La empresa Celleste Bio presentó en 2026 las primeras tabletas de chocolate elaboradas con manteca de cacao cultivada en laboratorio, a partir de una sola semilla, en un avance que busca reducir la deforestación, estabilizar la producción y transformar la industria global del cacao.
El desarrollo marca un cambio estructural en la forma de producir uno de los insumos clave del chocolate. En lugar de depender de plantaciones, clima y largos ciclos agrícolas, la empresa utiliza cultivo celular en bioreactores, replicando las condiciones necesarias para generar manteca de cacao con propiedades similares a las tradicionales.
El proceso se basa en células vegetales extraídas de una semilla, que se cultivan en un entorno controlado con nutrientes, oxígeno y temperatura regulada.

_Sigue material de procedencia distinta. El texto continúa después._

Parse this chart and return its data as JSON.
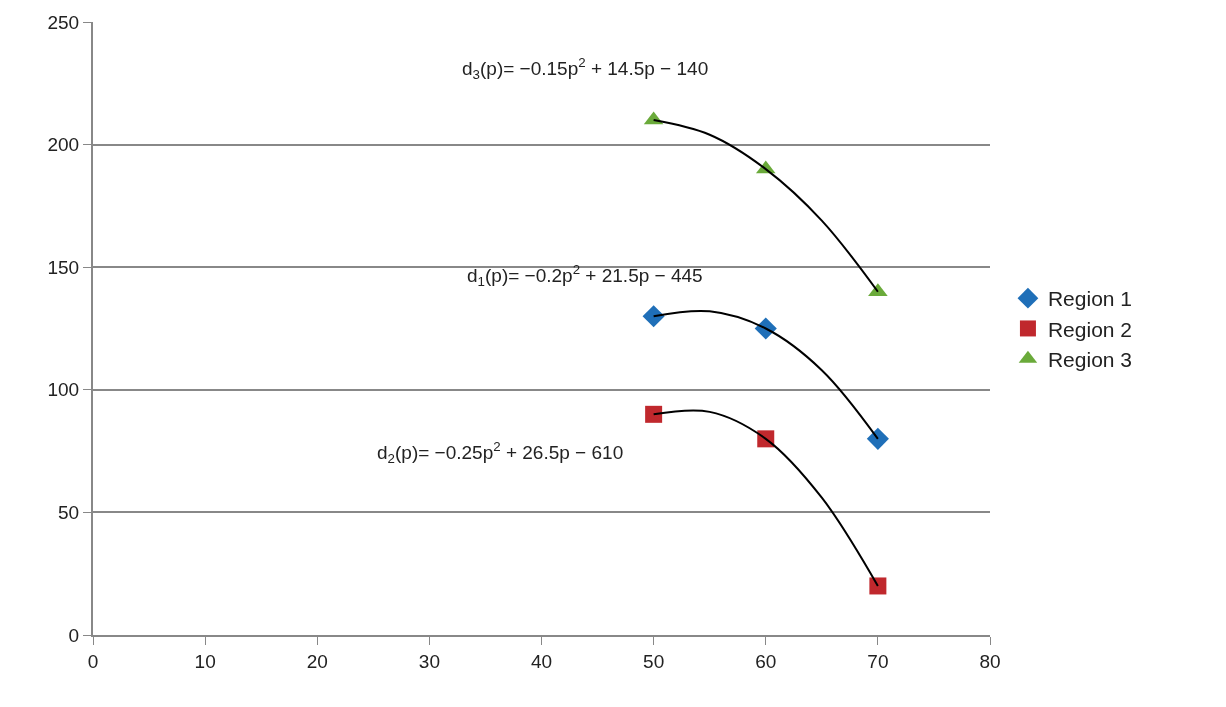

Este sistema permite producir de manera continua y predecible, sin depender de factores como lluvias, plagas o calidad del suelo.
Uno de los aspectos más relevantes es que la manteca obtenida mantiene características esenciales como textura, brillo y el clásico “snap” del chocolate. Esto la vuelve viable para la industria alimentaria, que exige estándares muy específicos.
Además, el modelo incorpora herramientas de inteligencia artificial y modelado computacional para ajustar variables del proceso. Esto abre la posibilidad de diseñar productos con propiedades específicas, como diferentes puntos de fusión o perfiles sensoriales.
El avance llega en un contexto complejo para el sector. La producción mundial de cacao enfrenta problemas crecientes vinculados al cambio climático, enfermedades en cultivos y pérdida de biodiversidad. La concentración geográfica en países como Costa de Marfil y Ghana también aumenta la vulnerabilidad del suministro.
En este escenario, la tecnología no apunta a reemplazar completamente al cacao tradicional, sino a funcionar como un complemento que permita estabilizar la oferta global y reducir riesgos.
El impacto ambiental es uno de los principales argumentos a favor. La producción en laboratorio reduce la necesidad de expandir la frontera agrícola, lo que implica menos presión sobre bosques tropicales. También disminuye el uso de agua, suelo y agroquímicos.
Sin embargo, el modelo presenta desafíos. El consumo energético de los bioreactores es un factor clave. Si la energía utilizada no proviene de fuentes renovables, el beneficio ambiental podría reducirse. Por eso, el balance final dependerá de cómo se integre esta tecnología en sistemas energéticos sostenibles.
Desde el punto de vista industrial, el interés de grandes empresas como Mondelēz refleja el potencial del desarrollo. La posibilidad de contar con una materia prima más estable, trazable y adaptable resulta estratégica para el negocio global del chocolate.
El principal reto ahora es el escalado. Pasar de producción piloto a niveles industriales competitivos será determinante para su adopción masiva. La empresa ya proyecta alcanzar volúmenes significativos en los próximos años.
Este avance se inscribe en una tendencia más amplia hacia nuevos sistemas alimentarios, donde tecnologías como la fermentación de precisión o los alimentos cultivados buscan aumentar la resiliencia frente a crisis climáticas y productivas.
El caso del cacao es especialmente relevante por su peso cultural y económico. La transición hacia modelos híbridos, que combinen producción tradicional con biotecnología, podría redefinir la relación entre agricultura, industria y consumo.